While we were on vacation, Anita and I began reading, The Lifelines of Love. While we've only covered the first few chapters, the author makes a powerful statement right up front as he defines the difference between lifelines and guidelines. Lifelines, those things that will actually keep the couple together over the time and trials of marriage, are God's means of grace. The basic premise is that, unless the couple is receiving God's grace, they will never have the grace they need to show one another to stay together.

This alone is a powerful shift from what Anita and I have encountered over the years as we've read books, gone to marriage conferences, and attended some sessions of marriage counseling. In the past, what we've always run into were something this author would call guidelines, which are all about the law ... the stuff that each person is called to do in the marriage if they are going to be faithful to God's will as a husband or wife.

Now, it's important to remember that guidelines are necessary, after all, God does give husbands and wives directions on how to be a good husband or good wife, a quick summary of which can be found in Luther's "Table of Duties" in the back of the Small Catechism. However, if all you base your marriage on is guidelines, then you're bound to have issues because your partner will fail you. Lifelines on the other hand, gives you something to do when your partner fails.

But the guidelines issue doesn't end there because not all guidelines are created equal. To flesh this out, let's begin with a quote:

When a couple struggles in their marriage, they often find it helpful to focus on the more superficial remedies, such as improving their communication skills, enriching their sex life, learning better how to meet each other's needs, or similar techniques. Yet often the true cause for marital problems lie deeper. What does it mean for a man to leave his father and mother and cleave to his wife? What does it mean for a husband and a wife to become "one flesh"? How can they be naked and not ashamed? How can it be that, once married, husband and wife are "no longer two, but one," as Jesus taught, because it is God who joined them together? How does sin twist and distort the roles of husband and wife, parent and child? Only if we are seeking to answer some of these deeper, underlying questions will we be adequately equipped to deal with specific challenges we face in our relationships with one another. (God, Marriage, and Family, 28)

In this quote, the author begins with guidelines, but they are surface suggestions that attack symptoms rather than the disease. So, instead of taking on symptom guidelines, he proposes that we address the root of the issue and seek to work within those guidelines.
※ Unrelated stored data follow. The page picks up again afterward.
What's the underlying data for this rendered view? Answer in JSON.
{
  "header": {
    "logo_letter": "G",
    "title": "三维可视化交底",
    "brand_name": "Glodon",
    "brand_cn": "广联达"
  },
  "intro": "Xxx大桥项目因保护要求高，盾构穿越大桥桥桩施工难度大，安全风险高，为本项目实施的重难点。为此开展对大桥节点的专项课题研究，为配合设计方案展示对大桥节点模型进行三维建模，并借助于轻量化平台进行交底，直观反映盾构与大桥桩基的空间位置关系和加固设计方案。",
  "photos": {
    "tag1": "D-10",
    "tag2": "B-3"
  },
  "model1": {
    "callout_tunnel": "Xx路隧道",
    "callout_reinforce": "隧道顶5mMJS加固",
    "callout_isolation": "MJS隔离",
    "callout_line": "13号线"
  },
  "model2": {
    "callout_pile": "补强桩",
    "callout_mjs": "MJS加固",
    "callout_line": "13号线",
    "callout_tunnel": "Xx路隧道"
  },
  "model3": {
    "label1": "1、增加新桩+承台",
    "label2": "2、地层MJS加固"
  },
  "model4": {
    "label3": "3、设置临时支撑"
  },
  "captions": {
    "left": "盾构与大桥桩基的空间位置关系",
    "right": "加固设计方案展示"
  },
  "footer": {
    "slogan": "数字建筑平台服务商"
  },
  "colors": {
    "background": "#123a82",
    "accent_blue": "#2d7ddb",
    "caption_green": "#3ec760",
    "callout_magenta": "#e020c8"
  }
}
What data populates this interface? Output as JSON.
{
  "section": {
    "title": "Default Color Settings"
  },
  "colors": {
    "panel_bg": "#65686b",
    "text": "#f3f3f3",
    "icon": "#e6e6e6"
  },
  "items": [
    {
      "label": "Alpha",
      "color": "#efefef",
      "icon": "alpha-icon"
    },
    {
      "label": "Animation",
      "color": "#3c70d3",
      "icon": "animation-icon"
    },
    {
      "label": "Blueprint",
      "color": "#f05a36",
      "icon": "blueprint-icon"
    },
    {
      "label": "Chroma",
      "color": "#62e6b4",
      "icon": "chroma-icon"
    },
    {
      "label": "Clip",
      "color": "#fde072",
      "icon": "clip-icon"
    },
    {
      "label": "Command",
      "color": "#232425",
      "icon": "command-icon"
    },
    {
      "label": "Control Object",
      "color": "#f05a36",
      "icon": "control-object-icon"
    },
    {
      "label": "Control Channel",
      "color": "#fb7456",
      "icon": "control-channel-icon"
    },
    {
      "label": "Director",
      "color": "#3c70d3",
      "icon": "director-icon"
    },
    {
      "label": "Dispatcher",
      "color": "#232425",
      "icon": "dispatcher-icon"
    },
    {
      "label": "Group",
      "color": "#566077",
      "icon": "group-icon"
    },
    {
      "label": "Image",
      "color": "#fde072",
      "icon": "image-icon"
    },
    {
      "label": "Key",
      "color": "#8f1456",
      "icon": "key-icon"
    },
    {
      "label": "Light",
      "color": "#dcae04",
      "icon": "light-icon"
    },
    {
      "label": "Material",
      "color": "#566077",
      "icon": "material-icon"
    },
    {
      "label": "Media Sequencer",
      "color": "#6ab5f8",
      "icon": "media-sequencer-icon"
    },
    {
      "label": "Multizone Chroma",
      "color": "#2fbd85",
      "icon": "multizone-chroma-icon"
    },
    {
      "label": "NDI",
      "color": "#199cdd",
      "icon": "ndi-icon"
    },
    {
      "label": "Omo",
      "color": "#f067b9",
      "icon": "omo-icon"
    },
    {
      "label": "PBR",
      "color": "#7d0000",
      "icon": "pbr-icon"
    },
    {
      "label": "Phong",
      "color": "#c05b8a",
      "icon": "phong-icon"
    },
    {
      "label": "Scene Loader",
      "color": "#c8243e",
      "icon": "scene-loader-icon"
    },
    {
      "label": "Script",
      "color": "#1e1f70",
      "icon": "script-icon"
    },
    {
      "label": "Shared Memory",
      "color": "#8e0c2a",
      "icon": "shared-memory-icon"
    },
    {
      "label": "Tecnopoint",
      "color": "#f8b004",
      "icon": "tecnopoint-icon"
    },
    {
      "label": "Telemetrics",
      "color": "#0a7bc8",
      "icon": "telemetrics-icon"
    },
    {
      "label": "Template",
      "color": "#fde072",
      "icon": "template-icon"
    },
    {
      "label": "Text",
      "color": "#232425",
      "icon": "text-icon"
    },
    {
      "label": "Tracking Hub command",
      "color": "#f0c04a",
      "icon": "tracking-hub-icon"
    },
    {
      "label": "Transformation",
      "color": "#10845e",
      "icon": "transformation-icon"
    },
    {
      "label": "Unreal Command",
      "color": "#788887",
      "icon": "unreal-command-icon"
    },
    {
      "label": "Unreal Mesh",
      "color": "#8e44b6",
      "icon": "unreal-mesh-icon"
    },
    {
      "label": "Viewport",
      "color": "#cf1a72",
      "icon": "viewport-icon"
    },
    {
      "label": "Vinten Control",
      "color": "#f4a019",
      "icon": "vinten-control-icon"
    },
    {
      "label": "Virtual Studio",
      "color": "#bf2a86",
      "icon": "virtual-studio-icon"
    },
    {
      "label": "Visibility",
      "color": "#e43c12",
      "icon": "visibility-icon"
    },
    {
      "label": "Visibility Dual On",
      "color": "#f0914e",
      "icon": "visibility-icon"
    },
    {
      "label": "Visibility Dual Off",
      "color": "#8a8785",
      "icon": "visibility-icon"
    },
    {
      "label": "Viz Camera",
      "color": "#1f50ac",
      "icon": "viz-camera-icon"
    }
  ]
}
An example of this from a different realm is one I recently discovered concerning fluoride. Now, I think we're all aware that we intake fluoride through our drinking water and in most toothpastes. We do this because it helps strengthen teeth. However, what most of us don't know is the fluoride is also an inhibitor to the thyroid gland (Google it for more examples) and some studies show an across the board 20% weight gain in populations that add fluoride to water. So, why did we start adding fluoride to our water? It was a means to overcome the fact that people weren't taking care of their teeth and, later on, that we eat lots of sugar and processed foods. But what would happen if, rather than just attacking the symptoms of cavities, we dropped the fluoride (which is why we recently installed a reverse osmosis water purifier in our kitchen) and focused on tooth care and eating healthier foods? Not only would we save our teeth, but we'd also protect the thyroid and be systemically healthier.

Jumping back to marriage guidelines, if we just attack what we see going on the surface, we could very well be addressing one issue but creating another. However, if we dig into Scripture and build marriages based on God's design, we'll have the optimal guidelines to follow and the lifelines to enable the granting of grace when sin comes into the picture.

Now if it just wasn't an easier said than done kind of thing.